God had entered the world as a baby. Only a few really noticed.
This baby had overlooked the universe. These wool rags, made by human hands, kept the Creator of the universe, warm. His golden throne had been abandoned for a stable.
The merchants are unaware that God was in their midst. The innkeeper could not imagine that he had just sent God into the cold.”
And so he comes. It was the time for the Passover. His steps take him to the edge of the Temple complex in Jerusalem. The water for purification flows over his feet. Each step carries him up the limestone stairs, placed there years ago by Herod’s masons.

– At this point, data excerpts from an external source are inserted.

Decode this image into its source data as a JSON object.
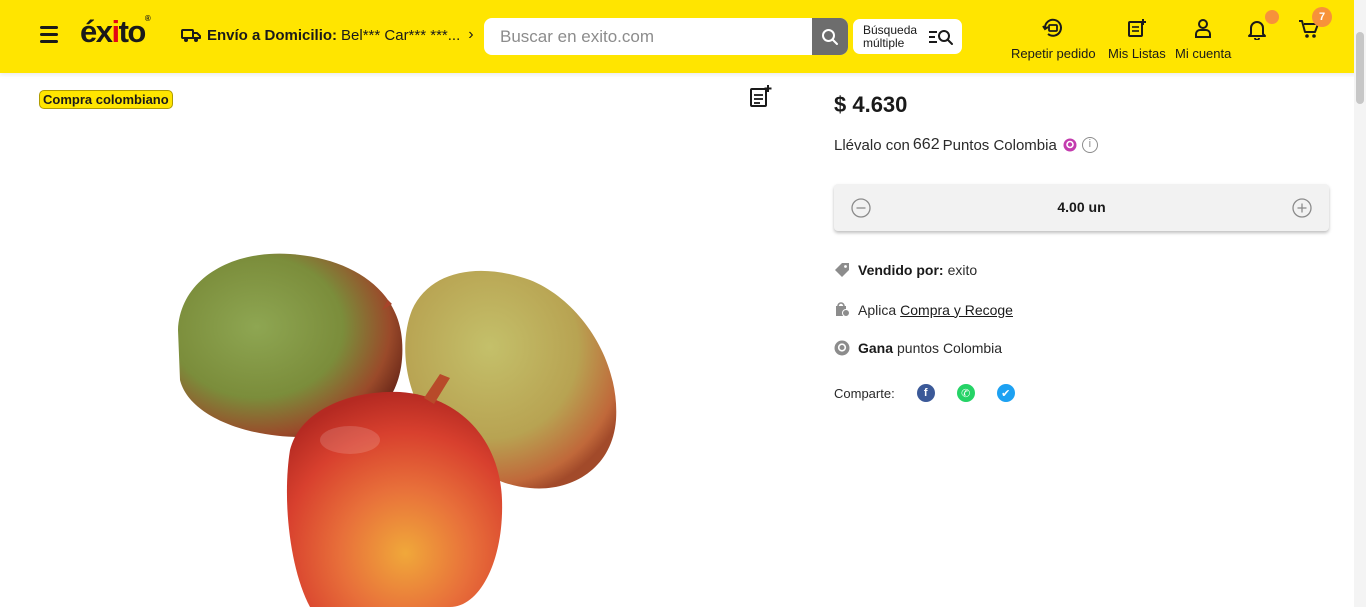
{
  "header": {
    "logo": "éxito",
    "delivery_label": "Envío a Domicilio:",
    "delivery_value": "Bel*** Car*** ***...",
    "search_placeholder": "Buscar en exito.com",
    "multi_search_label": "Búsqueda múltiple",
    "repeat_order_label": "Repetir pedido",
    "lists_label": "Mis Listas",
    "account_label": "Mi cuenta",
    "cart_count": "7"
  },
  "product": {
    "badge": "Compra colombiano",
    "price": "$ 4.630",
    "points_prefix": "Llévalo con",
    "points_value": "662",
    "points_suffix": "Puntos Colombia",
    "quantity": "4.00 un",
    "sold_by_label": "Vendido por:",
    "sold_by_value": "exito",
    "pickup_prefix": "Aplica",
    "pickup_link": "Compra y Recoge",
    "earn_label": "Gana",
    "earn_value": "puntos Colombia",
    "share_label": "Comparte:"
  },
  "colors": {
    "header_bg": "#ffe500",
    "accent_orange": "#f7923a",
    "facebook": "#3b5998",
    "whatsapp": "#25d366",
    "twitter": "#1da1f2"
  },
  "icons": [
    "menu-icon",
    "truck-icon",
    "chevron-right-icon",
    "search-icon",
    "multi-search-icon",
    "repeat-order-icon",
    "list-icon",
    "user-icon",
    "bell-icon",
    "cart-icon",
    "add-to-list-icon",
    "minus-icon",
    "plus-icon",
    "tag-icon",
    "store-pickup-icon",
    "puntos-icon",
    "info-icon",
    "facebook-icon",
    "whatsapp-icon",
    "twitter-icon"
  ]
}
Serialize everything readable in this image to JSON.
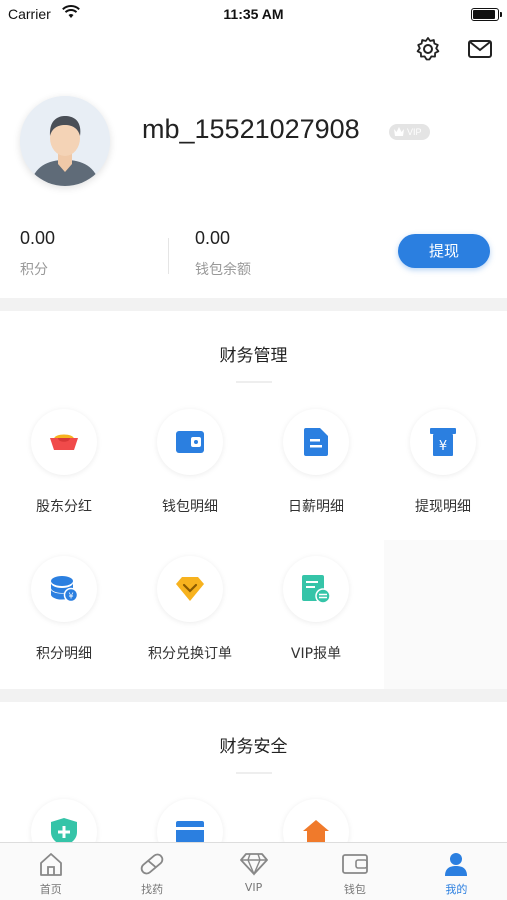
{
  "status_bar": {
    "carrier": "Carrier",
    "time": "11:35 AM"
  },
  "header": {
    "icons": [
      "settings-icon",
      "mail-icon"
    ]
  },
  "profile": {
    "username": "mb_15521027908",
    "vip_badge": "VIP",
    "points_value": "0.00",
    "points_label": "积分",
    "wallet_value": "0.00",
    "wallet_label": "钱包余额",
    "withdraw_label": "提现"
  },
  "finance_management": {
    "title": "财务管理",
    "items": [
      {
        "label": "股东分红",
        "icon": "gold-ingot-icon"
      },
      {
        "label": "钱包明细",
        "icon": "wallet-icon"
      },
      {
        "label": "日薪明细",
        "icon": "document-icon"
      },
      {
        "label": "提现明细",
        "icon": "yen-withdraw-icon"
      },
      {
        "label": "积分明细",
        "icon": "points-coins-icon"
      },
      {
        "label": "积分兑换订单",
        "icon": "diamond-exchange-icon"
      },
      {
        "label": "VIP报单",
        "icon": "vip-form-icon"
      }
    ]
  },
  "finance_security": {
    "title": "财务安全",
    "items": [
      {
        "icon": "shield-plus-icon"
      },
      {
        "icon": "card-icon"
      },
      {
        "icon": "home-icon"
      }
    ]
  },
  "tab_bar": {
    "tabs": [
      {
        "label": "首页",
        "icon": "home-tab-icon"
      },
      {
        "label": "找药",
        "icon": "pill-icon"
      },
      {
        "label": "VIP",
        "icon": "diamond-icon"
      },
      {
        "label": "钱包",
        "icon": "wallet-tab-icon"
      },
      {
        "label": "我的",
        "icon": "user-icon"
      }
    ],
    "active_index": 4
  },
  "colors": {
    "accent": "#2b7fe0",
    "red": "#f04a4a",
    "orange": "#f7b21e",
    "teal": "#35c4a8",
    "tab_active": "#2b7fe0"
  }
}
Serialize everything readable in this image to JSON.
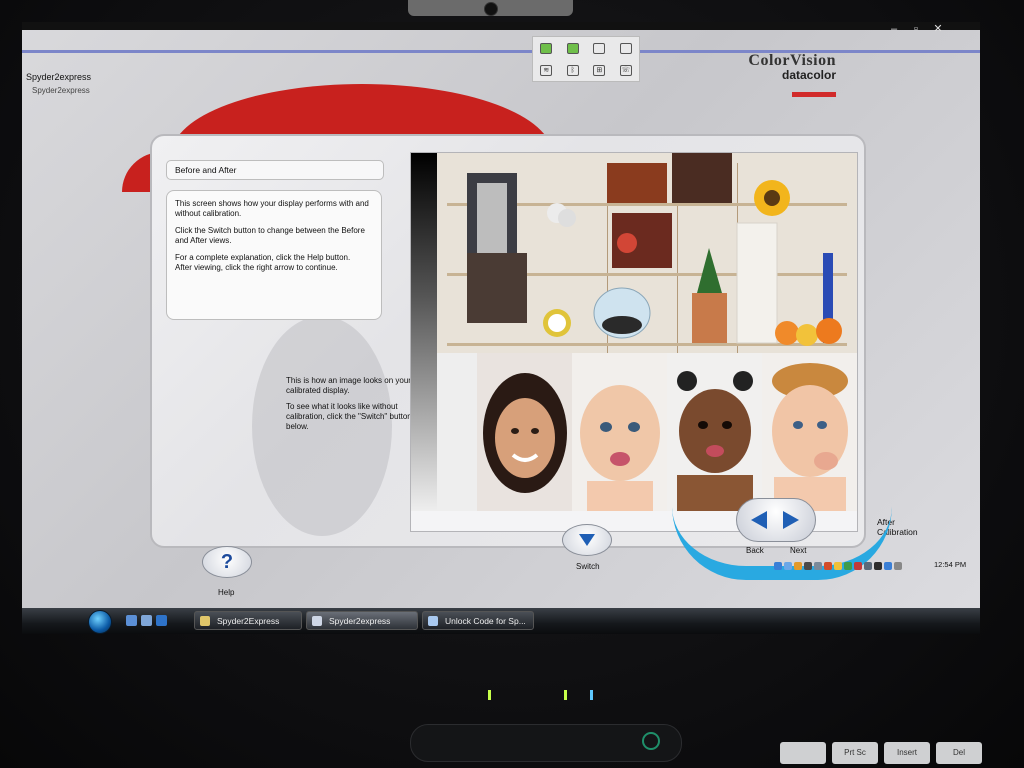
{
  "window": {
    "title_outer": "Spyder2express",
    "title_inner": "Spyder2express",
    "controls": [
      "–",
      "▫",
      "✕"
    ]
  },
  "brand": {
    "top": "ColorVision",
    "bottom": "datacolor",
    "accent_color": "#d12a2a"
  },
  "instructions": {
    "heading": "Before and After",
    "paragraphs": [
      "This screen shows how your display performs with and without calibration.",
      "Click the Switch button to change between the Before and After views.",
      "For a complete explanation, click the Help button.",
      "After viewing, click the right arrow to continue."
    ]
  },
  "calibration_note": {
    "paragraphs": [
      "This is how an image looks on your calibrated display.",
      "To see what it looks like without calibration, click the \"Switch\" button below."
    ]
  },
  "image": {
    "caption": "After Calibration"
  },
  "controls": {
    "help_label": "Help",
    "help_glyph": "?",
    "switch_label": "Switch",
    "back_label": "Back",
    "next_label": "Next"
  },
  "taskbar": {
    "buttons": [
      {
        "label": "Spyder2Express",
        "active": false
      },
      {
        "label": "Spyder2express",
        "active": true
      },
      {
        "label": "Unlock Code for Sp...",
        "active": false
      }
    ],
    "clock": "12:54 PM"
  },
  "keyboard": {
    "keys": [
      "",
      "Prt Sc",
      "Insert",
      "Del"
    ]
  },
  "colors": {
    "red_accent": "#c8211e",
    "blue_accent": "#29a9e1",
    "nav_arrow": "#1f5fb5"
  }
}
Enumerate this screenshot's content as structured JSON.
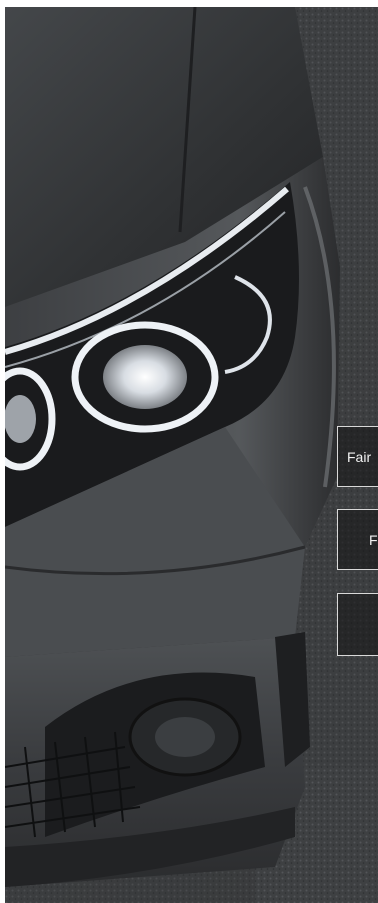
{
  "hero": {
    "subject": "car-headlight-photo",
    "palette": {
      "body": "#3b3d40",
      "shadow": "#1c1d1f",
      "highlight": "#8a8c8f",
      "lamp": "#e9edf2",
      "ground": "#4a4c4e"
    }
  },
  "side_menu": {
    "items": [
      {
        "label": "Fair"
      },
      {
        "label": "F"
      },
      {
        "label": ""
      }
    ]
  }
}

Pilgrims and merchants jostled each other. Jesus and the disciples climb the stairs. An opening of white light is their destination. On the temple platform they are greeted by brilliant glare as the sun reflects from the limestone walls. The chatter of voices, the hawking of merchants selling doves and sheep compete for the worship of God.
Festivals always made the merchants rich. Coins of nations had to be changed into Jewish coin, for a price, of course.
God had entered His temple and no one noticed.
How could one worship with the bleating of sheep, the mass of people competing for space and coin?
“So he made a whip out of cords and drove them out, the money changers and merchants with their wares. He overturned their tables.” “Get out of here! How dare you turn my Father’s house into a market.”
Then the Jews (probably the priests and religious authorities) demanded: “Who gave you this authority? What miraculous sign can you show us to prove your authority?” Who was he to derail their worship, their income?
And so the verbal exchange begins. If we listen carefully we will John’s theological message.
V 14 In the temple courts. The Greek word for temple used by John means the “temple complex”. In v 19 when Jesus says: “Destroy this temple”. He used a different Greek word which should be translated “shrine.”
I was not there, but I wonder…when Jesus said, “Destroy this shrine”, did he point to his body? Or the white limestone building which house the “holy of holies”, the place where, in the Jewish mind, God chose to dwell.” (See I Kings 8:10-11)
The Jewish authorities reply: “It has taken 46 years to build this “shrine” and you are going to raise it in 3 days?” The sneering laughter echoes off the walls, filling the silence.
John with his mind set on theology tells us what they chose not to hear. “The shrine he had spoken of was his body.”
“Jesus is the one sent by the Father to bring salvation to the world. He, himself replaces the now polluted Jewish institutions, customs and feasts.” God had entered his temple. The Holy of Holies, where on the Day of Atonement blood was sprinkled and the forgiveness of God proclaimed is being replaced.